According to the MCP Session Management specification, a 404 may be returned when a session ends or expires.
I suspect this end-of-session log is related to that, but at least within the scope of this test, it didn't affect the tool invocation itself.
Checking CloudWatch Logs
On AgentCore Runtime, the server's standard output is sent to CloudWatch Logs. Extracting the logs embedded in travel_server.py, we can trace the flow of each MCP phase.
05:03:49 [INFO] [Phase 1] Destination: Kyoto
05:03:54 [INFO] [Phase 1] Travel type: Solo travel
05:04:01 [INFO] [Phase 1] Elicitation completed - Kyoto/Solo travel/2 nights/1 person
05:04:01 [INFO] [Phase 2] Progress Notifications started - Search processing
05:04:03 [INFO] [Phase 2] Progress completed - Cost calculation: ¥38,000
05:04:03 [INFO] [Phase 3] Sampling started - Requesting AI inference from client
05:04:08 [INFO] [Phase 3] Sampling completed - Response: AI input...
05:04:08 [INFO] [Phase 4] Final confirmation Elicitation
05:04:13 [INFO] [Phase 4] Booking confirmed - Kyoto/Solo travel/2 nights/1 person/¥38,000
You can see the Elicitation → Progress → Sampling → Final confirmation phases in chronological order!
About Session Management
In Stateful MCP, sessions are managed using the Mcp-Session-Id header. The server returns a session ID during initialization, and the client includes this ID in subsequent requests to maintain the session.

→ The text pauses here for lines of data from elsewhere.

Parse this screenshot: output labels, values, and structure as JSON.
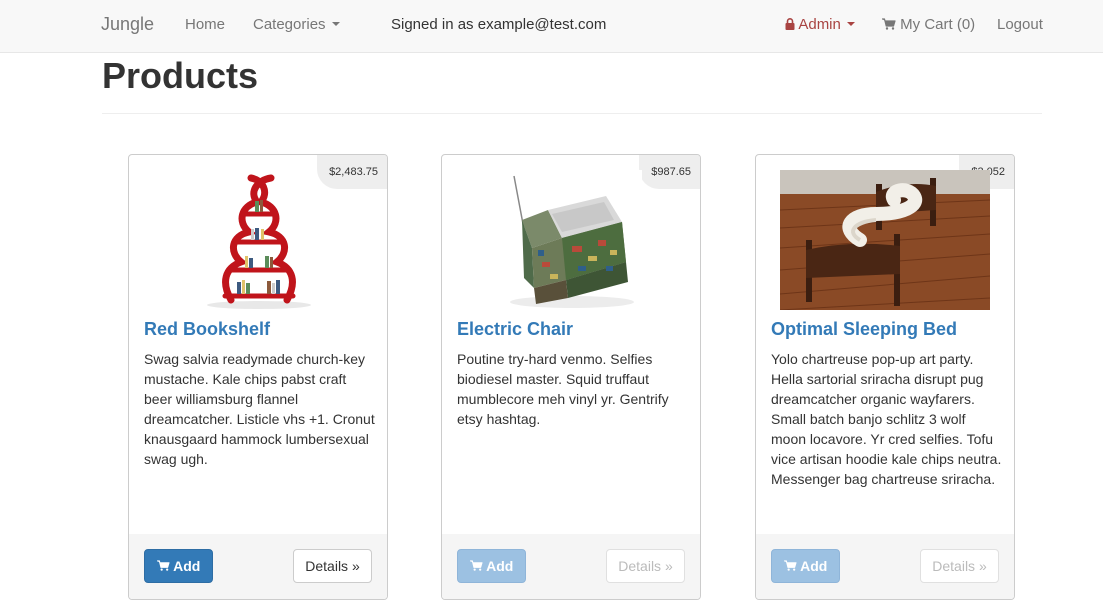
{
  "navbar": {
    "brand": "Jungle",
    "home": "Home",
    "categories": "Categories",
    "signed_in": "Signed in as example@test.com",
    "admin": "Admin",
    "cart": "My Cart (0)",
    "logout": "Logout"
  },
  "page": {
    "title": "Products"
  },
  "products": [
    {
      "name": "Red Bookshelf",
      "price": "$2,483.75",
      "description": "Swag salvia readymade church-key mustache. Kale chips pabst craft beer williamsburg flannel dreamcatcher. Listicle vhs +1. Cronut knausgaard hammock lumbersexual swag ugh.",
      "add_label": "Add",
      "details_label": "Details »"
    },
    {
      "name": "Electric Chair",
      "price": "$987.65",
      "description": "Poutine try-hard venmo. Selfies biodiesel master. Squid truffaut mumblecore meh vinyl yr. Gentrify etsy hashtag.",
      "add_label": "Add",
      "details_label": "Details »"
    },
    {
      "name": "Optimal Sleeping Bed",
      "price": "$3,052",
      "description": "Yolo chartreuse pop-up art party. Hella sartorial sriracha disrupt pug dreamcatcher organic wayfarers. Small batch banjo schlitz 3 wolf moon locavore. Yr cred selfies. Tofu vice artisan hoodie kale chips neutra. Messenger bag chartreuse sriracha.",
      "add_label": "Add",
      "details_label": "Details »"
    }
  ],
  "icons": {
    "lock": "lock-icon",
    "cart": "shopping-cart-icon"
  },
  "colors": {
    "link": "#337ab7",
    "admin": "#a94442",
    "primary": "#337ab7"
  }
}
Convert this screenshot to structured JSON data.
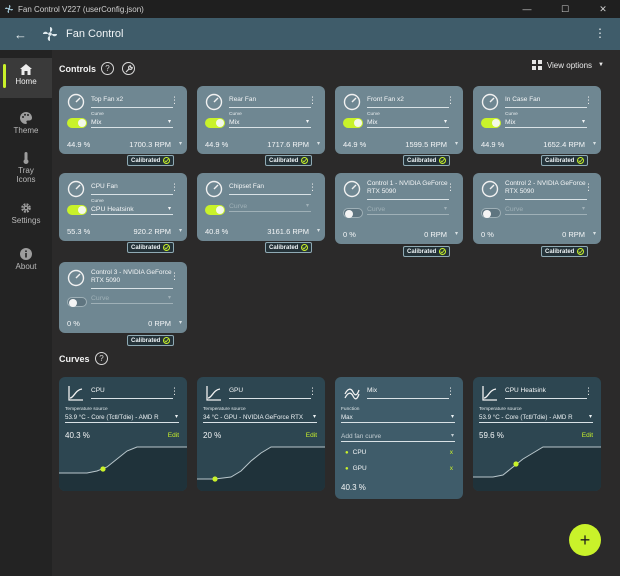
{
  "window": {
    "title": "Fan Control V227 (userConfig.json)"
  },
  "appbar": {
    "title": "Fan Control"
  },
  "sidebar": {
    "items": [
      {
        "label": "Home"
      },
      {
        "label": "Theme"
      },
      {
        "label": "Tray\nIcons"
      },
      {
        "label": "Settings"
      },
      {
        "label": "About"
      }
    ]
  },
  "controls": {
    "header": "Controls",
    "view_options": "View options",
    "calibrated_label": "Calibrated",
    "curve_label": "Curve",
    "cards": [
      {
        "name": "Top Fan x2",
        "enabled": true,
        "curve": "Mix",
        "percent": "44.9 %",
        "rpm": "1700.3 RPM"
      },
      {
        "name": "Rear Fan",
        "enabled": true,
        "curve": "Mix",
        "percent": "44.9 %",
        "rpm": "1717.6 RPM"
      },
      {
        "name": "Front Fan x2",
        "enabled": true,
        "curve": "Mix",
        "percent": "44.9 %",
        "rpm": "1599.5 RPM"
      },
      {
        "name": "In Case Fan",
        "enabled": true,
        "curve": "Mix",
        "percent": "44.9 %",
        "rpm": "1652.4 RPM"
      },
      {
        "name": "CPU Fan",
        "enabled": true,
        "curve": "CPU Heatsink",
        "percent": "55.3 %",
        "rpm": "920.2 RPM"
      },
      {
        "name": "Chipset Fan",
        "enabled": true,
        "curve": "Curve",
        "percent": "40.8 %",
        "rpm": "3161.6 RPM"
      },
      {
        "name": "Control 1 - NVIDIA GeForce RTX 5090",
        "enabled": false,
        "curve": "Curve",
        "percent": "0 %",
        "rpm": "0 RPM"
      },
      {
        "name": "Control 2 - NVIDIA GeForce RTX 5090",
        "enabled": false,
        "curve": "Curve",
        "percent": "0 %",
        "rpm": "0 RPM"
      },
      {
        "name": "Control 3 - NVIDIA GeForce RTX 5090",
        "enabled": false,
        "curve": "Curve",
        "percent": "0 %",
        "rpm": "0 RPM"
      }
    ]
  },
  "curves": {
    "header": "Curves",
    "temp_source_label": "Temperature source",
    "edit_label": "Edit",
    "function_label": "Function",
    "cards": [
      {
        "name": "CPU",
        "source": "53.9 °C - Core (Tctl/Tdie) - AMD R",
        "percent": "40.3 %",
        "point_fraction": 0.403
      },
      {
        "name": "GPU",
        "source": "34 °C - GPU - NVIDIA GeForce RTX",
        "percent": "20 %",
        "point_fraction": 0.2
      },
      {
        "name": "Mix",
        "function": "Max",
        "add_placeholder": "Add fan curve",
        "items": [
          "CPU",
          "GPU"
        ],
        "remove_glyph": "x",
        "percent": "40.3 %"
      },
      {
        "name": "CPU Heatsink",
        "source": "53.9 °C - Core (Tctl/Tdie) - AMD R",
        "percent": "59.6 %",
        "point_fraction": 0.596
      }
    ]
  },
  "fab": {
    "label": "+"
  },
  "colors": {
    "accent": "#c9f22a",
    "appbar": "#3f5c6a",
    "card": "#6f8792",
    "curve_card": "#2d4651"
  }
}
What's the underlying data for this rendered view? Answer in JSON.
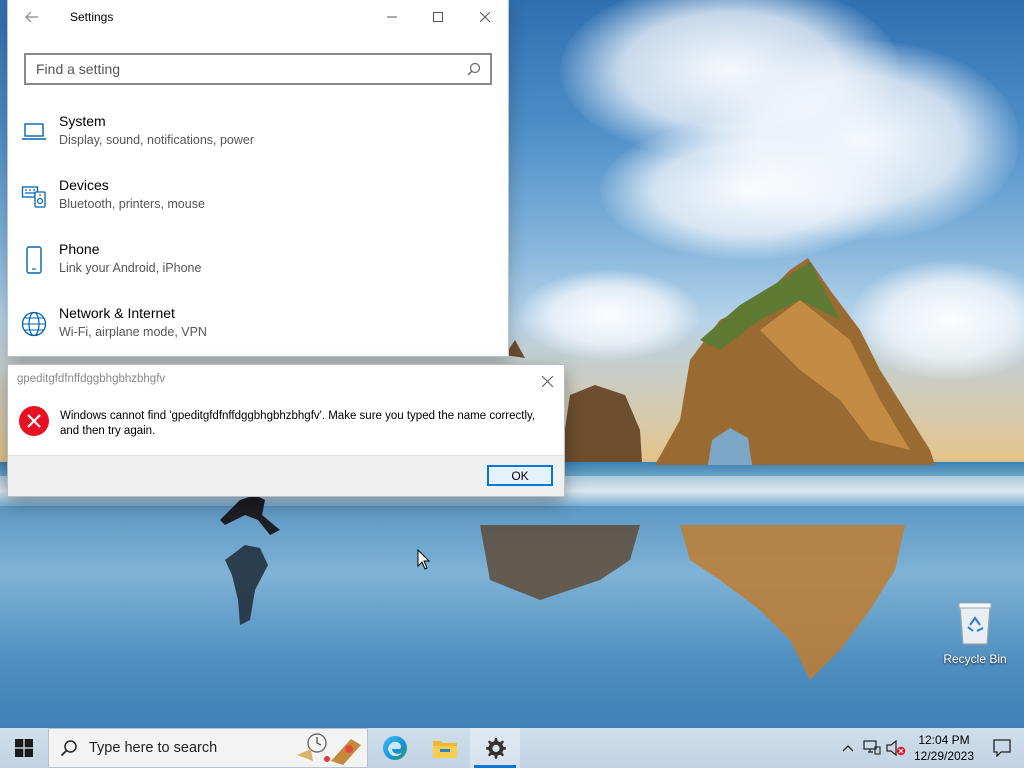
{
  "settings_window": {
    "title": "Settings",
    "search_placeholder": "Find a setting",
    "categories": [
      {
        "name": "System",
        "description": "Display, sound, notifications, power",
        "icon": "laptop-icon"
      },
      {
        "name": "Devices",
        "description": "Bluetooth, printers, mouse",
        "icon": "devices-icon"
      },
      {
        "name": "Phone",
        "description": "Link your Android, iPhone",
        "icon": "phone-icon"
      },
      {
        "name": "Network & Internet",
        "description": "Wi-Fi, airplane mode, VPN",
        "icon": "globe-icon"
      }
    ]
  },
  "error_dialog": {
    "title": "gpeditgfdfnffdggbhgbhzbhgfv",
    "message": "Windows cannot find 'gpeditgfdfnffdggbhgbhzbhgfv'. Make sure you typed the name correctly, and then try again.",
    "ok_label": "OK"
  },
  "desktop": {
    "icons": [
      {
        "label": "Recycle Bin",
        "icon": "recycle-bin-icon"
      }
    ]
  },
  "taskbar": {
    "search_placeholder": "Type here to search",
    "pinned": [
      {
        "name": "Microsoft Edge",
        "icon": "edge-icon"
      },
      {
        "name": "File Explorer",
        "icon": "folder-icon"
      },
      {
        "name": "Settings",
        "icon": "gear-icon",
        "active": true
      }
    ],
    "clock": {
      "time": "12:04 PM",
      "date": "12/29/2023"
    }
  },
  "colors": {
    "accent": "#0078d7",
    "error_red": "#e81123",
    "settings_icon_blue": "#0063b1"
  }
}
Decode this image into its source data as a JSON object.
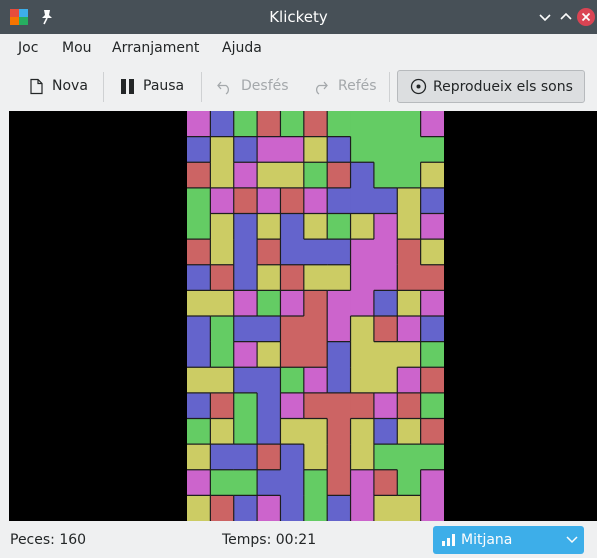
{
  "window": {
    "title": "Klickety"
  },
  "menu": {
    "items": [
      "Joc",
      "Mou",
      "Arranjament",
      "Ajuda"
    ]
  },
  "toolbar": {
    "new_label": "Nova",
    "pause_label": "Pausa",
    "undo_label": "Desfés",
    "redo_label": "Refés",
    "sounds_label": "Reprodueix els sons"
  },
  "board": {
    "palette": {
      "B": "#6464cc",
      "G": "#64cc64",
      "M": "#cc64cc",
      "R": "#cc6464",
      "Y": "#cccc64"
    },
    "rows": [
      "MBGRGRGGGGM",
      "BYBMMYBGGGG",
      "RYMYYGRBGGY",
      "GMRMRMBBBYB",
      "GYBYBYGYMYM",
      "RYBRBBBMMRY",
      "BRBYRYYMMRR",
      "YYMGMRMMBYM",
      "BGBBRRMYRMB",
      "BGMYRRBYYYG",
      "YYBBGMBYYMR",
      "BRGBMRRRMRG",
      "GYGBYYRYBYR",
      "YBBRBYRYGGG",
      "MGGBBGRMRGM",
      "YRBMBGBMYYM"
    ]
  },
  "status": {
    "pieces_text": "Peces: 160",
    "time_text": "Temps: 00:21",
    "difficulty": "Mitjana"
  }
}
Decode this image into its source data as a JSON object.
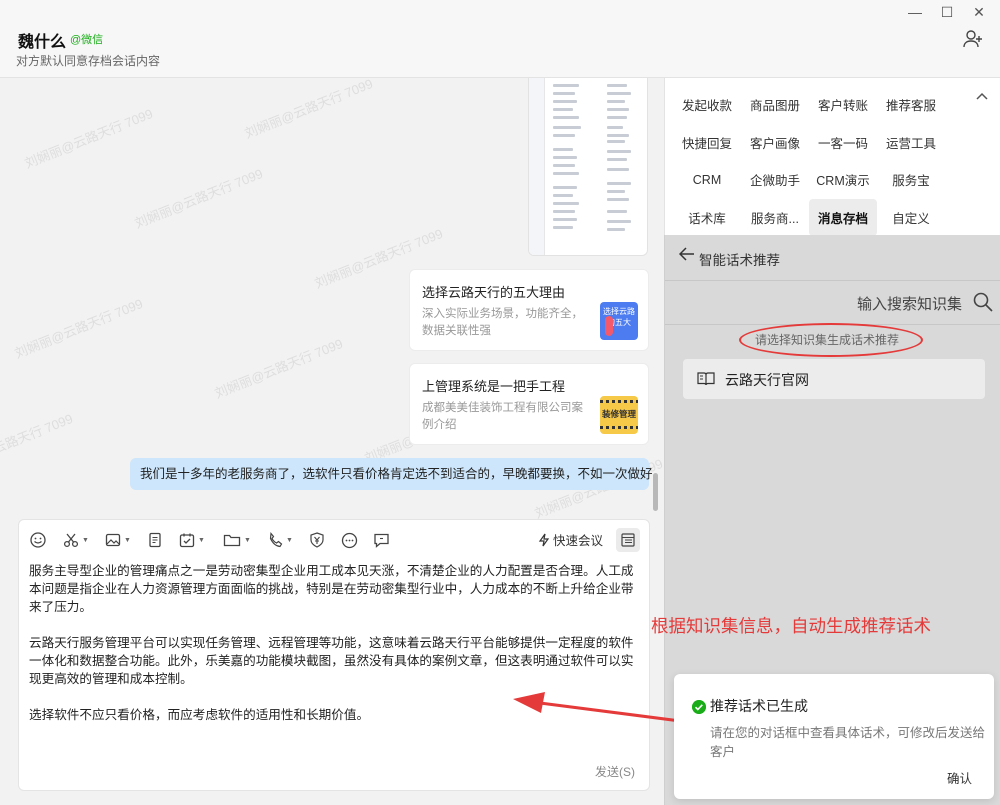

In this case, I didn't need to write session ID management code myself, as the FastMCP client implementation handled it perfectly.
Cleanup
After testing, let's delete unnecessary resources. The Runtime side can be cleaned up with agentcore destroy, and if you're using Identity, agentcore identity cleanup will take care of Cognito-related resources as well.
I was already surprised by the Cognito-related commands, but I was even more surprised to find there's a cleanup command too.
agentcore identity cleanup
agentcore destroy --agent japan_travel_planner --force
Conclusion
I was able to confirm that the MCP specification features—Elicitation, Sampling, and Progress Notifications—actually work on the AgentCore Runtime.
I found Elicitation interesting because it allows you to ask users questions during tool execution, enabling workflows that gather information incrementally through dialogue. I'd like to implement this combined with AI agents and UI.
This update is more about the MCP specification itself rather than AgentCore's structure, which makes it somewhat challenging but educational... There are still some areas I don't fully understand, so I want to explore more to gain a better understanding!
I hope this article was helpful. Thank you for reading to the end!